Allez, bouge toi, il faut que tu te bouges...

 Une bataille mentale s'engagea à l'intérieur de mon crâne et ma volonté farouche finit par l'emporter. Je me redressai, restai immobile un instant, puis me penchais pour attraper mon ordianateur, sous le canapé. Je l'avais fait, j'avais bougé, quel miracle !

 Je jubilai intérieurement tout en allumant mon appareil. Je perdis mon sourire en ouvrant mon agenda numérique. Le travail en retard me sauta au visage, me faisant presque pâlir. Rien que pour demain matin, j'avais deux études de cas à rendre, de plusieurs pages. Je grognai et fis défiler le sujet, avant de tirer mon dictionnaire juridique de sous le lit. Je regrettai de ne pas avoir travaillé pendant les deux dernières semaines et soufflai en tentant d'identifier le plus important à faire.

 J'étais comme la stupide fourmis de la fable : j'avais chanté, chanté et maintenant, je devais demander de l'aide à la cigale. Mais quelle cigale ? Je n'en avait pas...

 Je devais me débrouiller, passer l'hiver sans un grain. Je rigolai. C'était si réel, cette fable collait si bien à ma situation ! Parce qu'au fond, je n'avais ni à manger, ni de quoi réussir mes études. Rien.

 Je secouai la tête.
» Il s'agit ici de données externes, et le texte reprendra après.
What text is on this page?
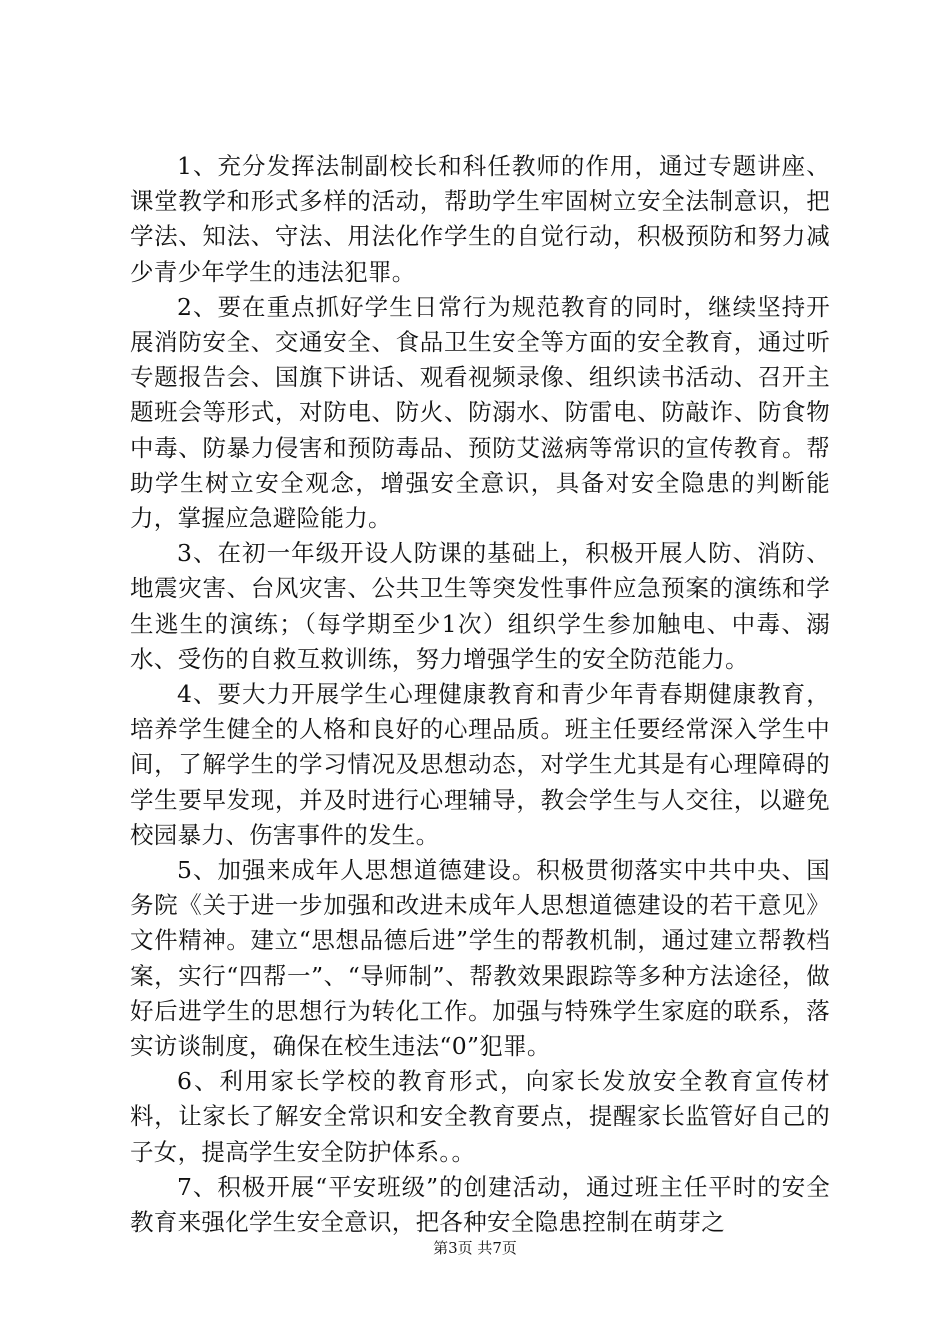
1、充分发挥法制副校长和科任教师的作用，通过专题讲座、课堂教学和形式多样的活动，帮助学生牢固树立安全法制意识，把学法、知法、守法、用法化作学生的自觉行动，积极预防和努力减少青少年学生的违法犯罪。

2、要在重点抓好学生日常行为规范教育的同时，继续坚持开展消防安全、交通安全、食品卫生安全等方面的安全教育，通过听专题报告会、国旗下讲话、观看视频录像、组织读书活动、召开主题班会等形式，对防电、防火、防溺水、防雷电、防敲诈、防食物中毒、防暴力侵害和预防毒品、预防艾滋病等常识的宣传教育。帮助学生树立安全观念，增强安全意识，具备对安全隐患的判断能力，掌握应急避险能力。

3、在初一年级开设人防课的基础上，积极开展人防、消防、地震灾害、台风灾害、公共卫生等突发性事件应急预案的演练和学生逃生的演练；（每学期至少1次）组织学生参加触电、中毒、溺水、受伤的自救互救训练，努力增强学生的安全防范能力。

4、要大力开展学生心理健康教育和青少年青春期健康教育，培养学生健全的人格和良好的心理品质。班主任要经常深入学生中间，了解学生的学习情况及思想动态，对学生尤其是有心理障碍的学生要早发现，并及时进行心理辅导，教会学生与人交往，以避免校园暴力、伤害事件的发生。

5、加强来成年人思想道德建设。积极贯彻落实中共中央、国务院《关于进一步加强和改进未成年人思想道德建设的若干意见》文件精神。建立“思想品德后进”学生的帮教机制，通过建立帮教档案，实行“四帮一”、“导师制”、帮教效果跟踪等多种方法途径，做好后进学生的思想行为转化工作。加强与特殊学生家庭的联系，落实访谈制度，确保在校生违法“0”犯罪。

6、利用家长学校的教育形式，向家长发放安全教育宣传材料，让家长了解安全常识和安全教育要点，提醒家长监管好自己的子女，提高学生安全防护体系。。

7、积极开展“平安班级”的创建活动，通过班主任平时的安全教育来强化学生安全意识，把各种安全隐患控制在萌芽之

第3页 共7页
Je devais me reprendre !

 J'avais promis à mon père de réussir mes études ! Je me devais de tenir cette promesse là !

 Et puis, des gens avaient besoin de moi, des gamins paumés, comme je l'avais été, attendaient quelque part, qu'on leur tende la main, qu'on les tire de leur merdier. J'y arriverai, je n'avais pas le choix, je devais le faire ! J'acquiesçai avec détermination, et me plongeai dans mon travail.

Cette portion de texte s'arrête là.